There are certain books you read that give you an idea of who they will appeal to straight away and this book is destined to appeal to anyone who plays RPGs (Role Playing Games). This fantasy has a distinct taste of Dungeons and Dragons to it and a definite allure of the mythical lands that are ideal for such adventures. Unsurprisingly, the author is no stranger to these as he is the creator of the 'Forgotten Realms' setting for Dungeons and Dragons and his familiarity with the genre shows.

The plot itself is nothing new and is very much of the 'ordinary bloke finds himself in extraordinary situation' kind as Rod Everlar, the creator of a series of books about the fictional land of Falconfar, is awoken by a mysterious, woman called Taeauna and near death, landing on his bed. He finds that his blood can heal her, which turns out to be fortunate as she is instrumental in him being able to flee from his apartment, when it soon overrun by Dark Helms. He magically finds sanctuary in his own fictional realm of Falconfar.

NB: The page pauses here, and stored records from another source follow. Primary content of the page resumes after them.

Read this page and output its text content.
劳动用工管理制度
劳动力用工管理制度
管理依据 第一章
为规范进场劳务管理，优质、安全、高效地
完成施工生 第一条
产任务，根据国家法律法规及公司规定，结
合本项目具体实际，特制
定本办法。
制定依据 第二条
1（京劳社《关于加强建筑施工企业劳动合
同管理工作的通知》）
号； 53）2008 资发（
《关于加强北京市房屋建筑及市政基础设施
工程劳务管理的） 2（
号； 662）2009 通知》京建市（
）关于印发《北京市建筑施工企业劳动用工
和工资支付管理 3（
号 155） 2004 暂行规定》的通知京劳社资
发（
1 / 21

Once there, he is heralded as a powerful wizard but, not being knowledgeable about spells and the like, he is at a disadvantage and forced to hide his true identity. From there on, Rod finds himself encountering familiar places in the world he has created and also finds that the publishers of his books, Holdencorp, have wreaked havoc with an environment he thought he would know inside and out. Along the way he meets characters that would certainly not be out of place in a roleplaying game.

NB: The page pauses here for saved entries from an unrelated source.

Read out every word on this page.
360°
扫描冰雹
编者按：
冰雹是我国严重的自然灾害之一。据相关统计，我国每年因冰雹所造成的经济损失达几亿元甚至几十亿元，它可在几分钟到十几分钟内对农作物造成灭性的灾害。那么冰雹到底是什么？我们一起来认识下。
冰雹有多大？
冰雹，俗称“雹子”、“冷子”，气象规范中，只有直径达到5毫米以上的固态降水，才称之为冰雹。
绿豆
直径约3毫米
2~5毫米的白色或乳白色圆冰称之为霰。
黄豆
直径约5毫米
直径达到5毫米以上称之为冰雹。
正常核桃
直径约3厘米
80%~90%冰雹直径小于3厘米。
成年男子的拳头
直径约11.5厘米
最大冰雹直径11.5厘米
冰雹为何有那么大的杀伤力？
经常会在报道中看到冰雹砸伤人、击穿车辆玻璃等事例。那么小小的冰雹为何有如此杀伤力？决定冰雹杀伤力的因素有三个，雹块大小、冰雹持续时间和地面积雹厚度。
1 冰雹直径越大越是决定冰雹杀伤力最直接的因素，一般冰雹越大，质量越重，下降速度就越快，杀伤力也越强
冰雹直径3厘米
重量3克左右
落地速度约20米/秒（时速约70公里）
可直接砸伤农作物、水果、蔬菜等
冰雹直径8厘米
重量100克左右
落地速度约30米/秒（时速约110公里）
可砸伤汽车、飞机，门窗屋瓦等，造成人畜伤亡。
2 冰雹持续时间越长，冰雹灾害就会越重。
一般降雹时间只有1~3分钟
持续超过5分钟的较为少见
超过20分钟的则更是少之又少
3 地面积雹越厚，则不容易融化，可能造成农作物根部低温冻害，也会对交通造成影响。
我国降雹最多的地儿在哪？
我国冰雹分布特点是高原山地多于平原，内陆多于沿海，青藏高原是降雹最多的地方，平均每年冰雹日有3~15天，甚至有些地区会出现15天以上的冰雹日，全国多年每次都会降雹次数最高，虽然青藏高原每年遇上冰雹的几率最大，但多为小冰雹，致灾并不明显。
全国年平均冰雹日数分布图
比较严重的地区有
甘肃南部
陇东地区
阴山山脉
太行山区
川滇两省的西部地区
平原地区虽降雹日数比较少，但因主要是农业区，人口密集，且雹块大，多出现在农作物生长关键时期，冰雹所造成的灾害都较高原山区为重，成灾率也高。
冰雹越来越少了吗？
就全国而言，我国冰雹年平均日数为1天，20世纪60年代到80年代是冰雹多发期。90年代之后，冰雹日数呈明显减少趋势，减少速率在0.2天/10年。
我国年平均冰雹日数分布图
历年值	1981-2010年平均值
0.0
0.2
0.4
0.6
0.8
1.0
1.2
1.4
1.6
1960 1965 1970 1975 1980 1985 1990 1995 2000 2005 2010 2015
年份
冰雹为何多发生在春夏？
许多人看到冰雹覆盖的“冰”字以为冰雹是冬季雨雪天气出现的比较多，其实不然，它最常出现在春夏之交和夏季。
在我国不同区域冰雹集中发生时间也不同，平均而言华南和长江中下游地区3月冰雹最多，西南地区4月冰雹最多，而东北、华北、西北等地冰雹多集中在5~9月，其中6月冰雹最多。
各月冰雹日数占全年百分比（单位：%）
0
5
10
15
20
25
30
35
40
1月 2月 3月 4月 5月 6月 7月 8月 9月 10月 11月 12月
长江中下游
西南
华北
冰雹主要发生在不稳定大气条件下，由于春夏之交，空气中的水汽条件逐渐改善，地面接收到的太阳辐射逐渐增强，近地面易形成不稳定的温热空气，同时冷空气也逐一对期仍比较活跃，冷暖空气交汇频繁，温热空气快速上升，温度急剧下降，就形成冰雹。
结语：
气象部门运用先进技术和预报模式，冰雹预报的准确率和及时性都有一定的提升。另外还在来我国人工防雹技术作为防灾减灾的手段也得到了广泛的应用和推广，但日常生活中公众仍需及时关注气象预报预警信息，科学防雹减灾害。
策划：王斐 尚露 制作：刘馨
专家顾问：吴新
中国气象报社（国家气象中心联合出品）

While the story itself does not have any great substance, it is an enjoyable read and Rod's viewpoints along the way relating to how Holdencorp have altered the world he created adds a quirky edge to the tale, for example, remarks about how Rod wishes he had taken more time when thinking up names for characters. He also comes to the conclusion that he will have to learn to take care of himself in this new land in order to survive.

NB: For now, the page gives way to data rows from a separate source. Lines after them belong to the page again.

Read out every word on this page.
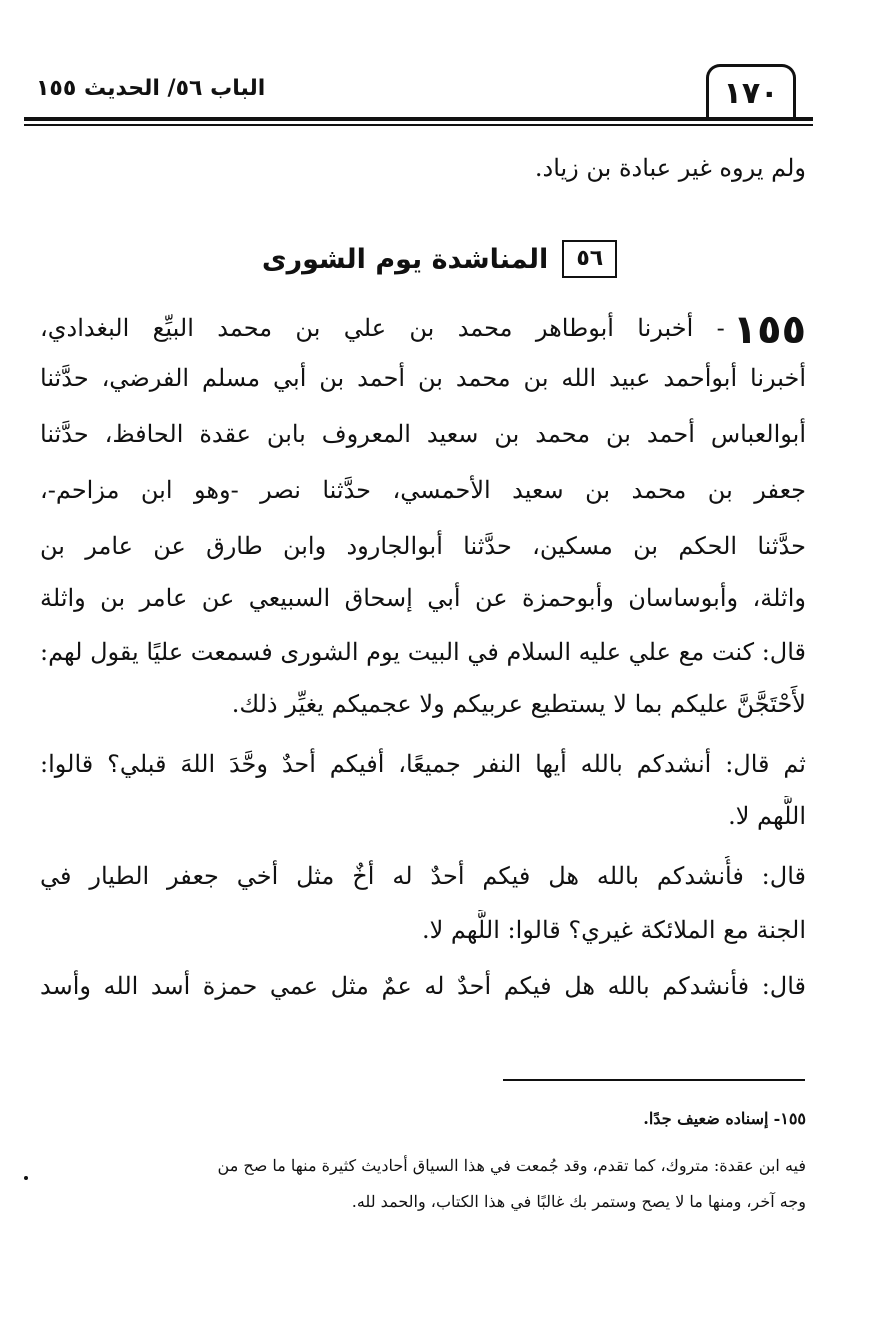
١٧٠
الباب ٥٦/ الحديث ١٥٥
ولم يروه غير عبادة بن زياد.
٥٦
المناشدة يوم الشورى
١٥٥- أخبرنا أبوطاهر محمد بن علي بن محمد البيِّع البغدادي،
أخبرنا أبوأحمد عبيد الله بن محمد بن أحمد بن أبي مسلم الفرضي، حدَّثنا
أبوالعباس أحمد بن محمد بن سعيد المعروف بابن عقدة الحافظ، حدَّثنا
جعفر بن محمد بن سعيد الأحمسي، حدَّثنا نصر -وهو ابن مزاحم-،
حدَّثنا الحكم بن مسكين، حدَّثنا أبوالجارود وابن طارق عن عامر بن
واثلة، وأبوساسان وأبوحمزة عن أبي إسحاق السبيعي عن عامر بن واثلة
قال: كنت مع علي عليه السلام في البيت يوم الشورى فسمعت عليًا يقول لهم:
لأَحْتَجَّنَّ عليكم بما لا يستطيع عربيكم ولا عجميكم يغيِّر ذلك.
ثم قال: أنشدكم بالله أيها النفر جميعًا، أفيكم أحدٌ وحَّدَ اللهَ قبلي؟ قالوا:
اللَّهم لا.
قال: فأُنشدكم بالله هل فيكم أحدٌ له أخٌ مثل أخي جعفر الطيار في
الجنة مع الملائكة غيري؟ قالوا: اللَّهم لا.
قال: فأنشدكم بالله هل فيكم أحدٌ له عمٌ مثل عمي حمزة أسد الله وأسد
١٥٥- إسناده ضعيف جدًا.
فيه ابن عقدة: متروك، كما تقدم، وقد جُمعت في هذا السياق أحاديث كثيرة منها ما صح من
وجه آخر، ومنها ما لا يصح وستمر بك غالبًا في هذا الكتاب، والحمد لله.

As this is the first book in a sequence, it endeavours to set the scene, though this is hindered by the sheer volume covered of background characters and areas of Falconfar, realms, castles and minions. It was, at one point, hard to distinguish between who was aligned with whom and why they were fighting a particular battle.

The story is garnished with widespread use of sorcery. This is well executed and, in some instances, with a dark twist. For example, a mystical gate allowing evil minions to travel great distances can only be powered by one thing - the life force of an unfortunate victim.

I have no doubt that this book will appeal to anyone who is interested in RPGs and the sword and sorcery genre, and while it is entertaining enough as a novel, it does not cover any new ground but would be fine for a straightforward read.